Malbouffe

Une alimentation parfaite

Médaillée d’or en plongeon aux Jeux olympiques de Los Angeles, Sylvie Bernier est restée proche des athlètes. Elle a été chef de mission de la délégation canadienne aux Jeux de Pékin et chef de mission adjointe aux Jeux de Londres et de Turin. L’énergique femme de 50 ans est aujourd’hui ambassadrice des saines habitudes de vie de Québec en forme.

Q. Quand des athlètes font la promotion d’aliments peu sains, ça vous interpelle ?

R. C’est sûr que ça m’interpelle. C’est évidemment délicat pour moi, je ne suis pas en position de porter un jugement de valeur. Je peux comprendre qu’à un moment donné, il peut y avoir des difficultés financières dans une carrière d’athlète. Mais aujourd’hui, avec tout ce qu’on sait sur les boissons sucrées, les boissons énergisantes et la malbouffe, c’est sûr que je vois une incohérence totale quand un athlète s’y associe. Un jeune qui consomme une boisson sucrée par jour a 60 % plus de chance de souffrir d’obésité dans sa vie [selon une étude parue dans Lancet]. C’est énorme.

Q. Les sportifs consomment-ils eux-mêmes de la malbouffe ?

R. Un athlète de haut niveau s’alimente parfaitement. J’en suis très consciente, comme je suis encore très près du mouvement olympique. C’est vraiment des aliments d’exception pour eux. Mais les stratégies marketing de ces entreprises visent à aller chercher une clientèle d’adolescents, et les athlètes sont des modèles exceptionnels, des héros pour nos jeunes. L’industrie du tabac utilisait exactement les mêmes stratégies il y a 30 ans.

Q. Les athlètes amateurs ont-ils besoin de l’argent des commandites ?

R. Ça dépend. Il y en a pour qui 15 000 $, 20 000 $, 30 000 $ ou 40 000 $ de plus, ça fait une grosse différence. Il y en a d’autres pour qui ce n’est pas nécessaire. Eux doivent vraiment réfléchir, se demander s’ils veulent associer leur nom à une entreprise de malbouffe, pour la vie. Même si le contrat dure un, deux ou trois ans, les gens s’en souviennent longtemps. J’en veux beaucoup plus à l’industrie de s’associer au sport qu’aux athlètes. Quand on a la carotte devant soi, il faut être vraiment fait fort pour dire non.

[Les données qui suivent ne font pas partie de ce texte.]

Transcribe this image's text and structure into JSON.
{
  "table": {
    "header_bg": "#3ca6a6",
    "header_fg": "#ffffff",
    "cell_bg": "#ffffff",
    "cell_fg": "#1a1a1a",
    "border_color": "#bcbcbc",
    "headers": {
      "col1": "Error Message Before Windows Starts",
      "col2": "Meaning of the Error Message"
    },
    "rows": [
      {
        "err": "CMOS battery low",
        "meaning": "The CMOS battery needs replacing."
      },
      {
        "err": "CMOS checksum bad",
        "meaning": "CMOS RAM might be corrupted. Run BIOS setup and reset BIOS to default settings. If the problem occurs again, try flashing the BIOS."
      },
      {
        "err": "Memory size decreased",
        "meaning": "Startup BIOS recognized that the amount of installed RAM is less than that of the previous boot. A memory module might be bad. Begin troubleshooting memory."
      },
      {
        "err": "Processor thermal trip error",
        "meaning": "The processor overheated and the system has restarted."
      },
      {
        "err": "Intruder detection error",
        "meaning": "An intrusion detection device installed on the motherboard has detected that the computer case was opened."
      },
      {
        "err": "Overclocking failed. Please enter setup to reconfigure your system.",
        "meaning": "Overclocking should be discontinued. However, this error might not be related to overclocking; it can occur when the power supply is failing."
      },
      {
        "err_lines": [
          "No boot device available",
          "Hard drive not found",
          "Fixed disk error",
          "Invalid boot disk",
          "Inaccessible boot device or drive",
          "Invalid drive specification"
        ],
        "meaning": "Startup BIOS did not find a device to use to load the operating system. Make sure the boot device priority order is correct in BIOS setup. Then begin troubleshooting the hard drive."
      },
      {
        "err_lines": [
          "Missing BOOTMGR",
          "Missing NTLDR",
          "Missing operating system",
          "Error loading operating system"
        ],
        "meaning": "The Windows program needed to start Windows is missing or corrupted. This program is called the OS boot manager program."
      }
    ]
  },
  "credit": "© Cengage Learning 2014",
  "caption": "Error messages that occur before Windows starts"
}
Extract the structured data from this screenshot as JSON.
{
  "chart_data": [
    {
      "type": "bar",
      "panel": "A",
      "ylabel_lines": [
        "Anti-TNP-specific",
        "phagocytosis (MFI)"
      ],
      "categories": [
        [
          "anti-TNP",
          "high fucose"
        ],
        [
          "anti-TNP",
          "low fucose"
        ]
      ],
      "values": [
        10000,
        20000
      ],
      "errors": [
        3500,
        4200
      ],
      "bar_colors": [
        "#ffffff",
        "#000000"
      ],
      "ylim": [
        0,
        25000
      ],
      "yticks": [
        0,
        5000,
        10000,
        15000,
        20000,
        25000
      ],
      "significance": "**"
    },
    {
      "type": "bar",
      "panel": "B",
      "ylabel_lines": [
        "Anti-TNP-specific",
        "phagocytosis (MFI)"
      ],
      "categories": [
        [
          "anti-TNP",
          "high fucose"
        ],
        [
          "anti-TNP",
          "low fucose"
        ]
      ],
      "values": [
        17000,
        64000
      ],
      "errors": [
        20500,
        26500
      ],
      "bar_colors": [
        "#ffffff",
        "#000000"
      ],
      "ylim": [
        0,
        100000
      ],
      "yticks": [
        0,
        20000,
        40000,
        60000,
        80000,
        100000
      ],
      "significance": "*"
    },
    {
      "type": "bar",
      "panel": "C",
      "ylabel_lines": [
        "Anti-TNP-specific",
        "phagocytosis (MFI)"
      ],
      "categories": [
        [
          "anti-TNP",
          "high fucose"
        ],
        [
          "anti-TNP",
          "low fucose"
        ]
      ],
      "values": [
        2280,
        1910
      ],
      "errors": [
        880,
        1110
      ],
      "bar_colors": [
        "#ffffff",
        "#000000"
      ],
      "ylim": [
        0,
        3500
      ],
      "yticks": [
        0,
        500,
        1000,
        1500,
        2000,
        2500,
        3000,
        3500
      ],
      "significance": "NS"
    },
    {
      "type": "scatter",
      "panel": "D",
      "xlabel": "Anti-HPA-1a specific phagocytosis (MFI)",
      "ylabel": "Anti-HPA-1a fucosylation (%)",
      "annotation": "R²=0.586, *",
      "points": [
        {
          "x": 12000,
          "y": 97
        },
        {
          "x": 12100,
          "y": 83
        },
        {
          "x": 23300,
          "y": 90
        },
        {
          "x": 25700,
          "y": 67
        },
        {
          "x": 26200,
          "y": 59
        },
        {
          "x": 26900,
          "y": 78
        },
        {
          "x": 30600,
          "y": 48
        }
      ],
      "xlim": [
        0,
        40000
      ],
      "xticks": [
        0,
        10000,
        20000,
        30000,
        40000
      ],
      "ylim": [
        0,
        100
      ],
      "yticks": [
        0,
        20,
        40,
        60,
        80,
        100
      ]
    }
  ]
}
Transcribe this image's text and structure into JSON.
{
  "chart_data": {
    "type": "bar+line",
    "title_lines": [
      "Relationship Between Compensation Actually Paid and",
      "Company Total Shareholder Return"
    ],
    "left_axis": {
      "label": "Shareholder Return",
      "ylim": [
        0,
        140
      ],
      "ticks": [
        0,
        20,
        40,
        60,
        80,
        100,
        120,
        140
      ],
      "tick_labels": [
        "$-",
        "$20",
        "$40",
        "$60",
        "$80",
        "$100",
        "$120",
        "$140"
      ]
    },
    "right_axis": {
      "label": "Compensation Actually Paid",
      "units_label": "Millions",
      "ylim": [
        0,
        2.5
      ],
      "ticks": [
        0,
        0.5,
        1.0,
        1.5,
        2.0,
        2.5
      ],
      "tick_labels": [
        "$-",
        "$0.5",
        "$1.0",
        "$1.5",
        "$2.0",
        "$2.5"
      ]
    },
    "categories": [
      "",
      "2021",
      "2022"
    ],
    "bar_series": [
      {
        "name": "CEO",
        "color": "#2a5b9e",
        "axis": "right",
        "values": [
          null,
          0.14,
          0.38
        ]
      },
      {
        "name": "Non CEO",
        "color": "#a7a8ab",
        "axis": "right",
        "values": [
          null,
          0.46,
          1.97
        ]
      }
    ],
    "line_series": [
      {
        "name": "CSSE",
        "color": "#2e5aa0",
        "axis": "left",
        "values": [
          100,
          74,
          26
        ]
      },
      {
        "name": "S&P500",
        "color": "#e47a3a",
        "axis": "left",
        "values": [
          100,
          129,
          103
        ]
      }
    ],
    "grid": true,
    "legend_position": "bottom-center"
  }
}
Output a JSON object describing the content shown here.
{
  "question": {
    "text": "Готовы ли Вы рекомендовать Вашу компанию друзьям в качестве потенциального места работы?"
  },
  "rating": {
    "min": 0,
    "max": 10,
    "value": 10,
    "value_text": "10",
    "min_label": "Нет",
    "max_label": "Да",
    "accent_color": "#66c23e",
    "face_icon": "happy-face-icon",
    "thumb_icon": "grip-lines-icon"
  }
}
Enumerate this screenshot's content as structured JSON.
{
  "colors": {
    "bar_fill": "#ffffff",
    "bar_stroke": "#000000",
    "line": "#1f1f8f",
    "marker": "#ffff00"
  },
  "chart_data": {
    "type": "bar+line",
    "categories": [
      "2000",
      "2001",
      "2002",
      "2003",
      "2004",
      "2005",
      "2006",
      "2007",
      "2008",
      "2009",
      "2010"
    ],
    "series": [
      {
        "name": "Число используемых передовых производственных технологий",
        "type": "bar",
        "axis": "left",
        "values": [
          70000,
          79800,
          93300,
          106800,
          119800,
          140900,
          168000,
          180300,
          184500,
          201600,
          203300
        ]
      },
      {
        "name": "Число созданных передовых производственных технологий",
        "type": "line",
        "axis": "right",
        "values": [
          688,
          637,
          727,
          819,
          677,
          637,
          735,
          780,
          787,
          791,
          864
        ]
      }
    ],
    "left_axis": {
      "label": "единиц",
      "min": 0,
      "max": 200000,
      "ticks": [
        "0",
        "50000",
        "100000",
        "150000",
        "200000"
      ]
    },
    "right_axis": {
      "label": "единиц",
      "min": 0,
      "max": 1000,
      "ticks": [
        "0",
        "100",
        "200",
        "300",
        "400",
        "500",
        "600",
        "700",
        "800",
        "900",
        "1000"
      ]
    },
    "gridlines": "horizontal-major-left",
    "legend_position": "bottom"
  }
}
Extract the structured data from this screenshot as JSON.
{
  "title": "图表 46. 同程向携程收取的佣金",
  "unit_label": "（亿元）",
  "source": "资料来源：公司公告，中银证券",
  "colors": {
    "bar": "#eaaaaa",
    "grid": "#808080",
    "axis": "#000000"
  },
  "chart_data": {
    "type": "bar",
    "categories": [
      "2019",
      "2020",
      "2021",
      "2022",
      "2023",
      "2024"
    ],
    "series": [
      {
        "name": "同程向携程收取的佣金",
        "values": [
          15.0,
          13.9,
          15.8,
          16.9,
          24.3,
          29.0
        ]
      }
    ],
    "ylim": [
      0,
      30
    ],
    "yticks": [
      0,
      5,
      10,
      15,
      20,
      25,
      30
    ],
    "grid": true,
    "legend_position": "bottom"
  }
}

Q. Pensez-vous que les choses vont changer ?

R. Peut-être que je suis naïve, mais je crois sincèrement qu’on est de plus en plus sensibilisés aux effets néfastes de la malbouffe, à l’augmentation de l’obésité, au lien direct qui a été démontré avec les boissons sucrées. Avant, tu allais t’entraîner à la piscine et il y avait des fumeurs dans les gradins ! Aujourd’hui, on ne peut pas s’imaginer ça, parce qu’il y a vraiment incompatibilité. Si bien que dans 20 ans, peut-être qu’on ne verra plus de boissons sucrées et de malbouffe dans les arénas, les cafétérias, les centres sportifs. Je suis convaincue qu’on va en arriver aux mêmes conclusions qu’avec le tabac et qu’on n’aura pas le choix de légiférer.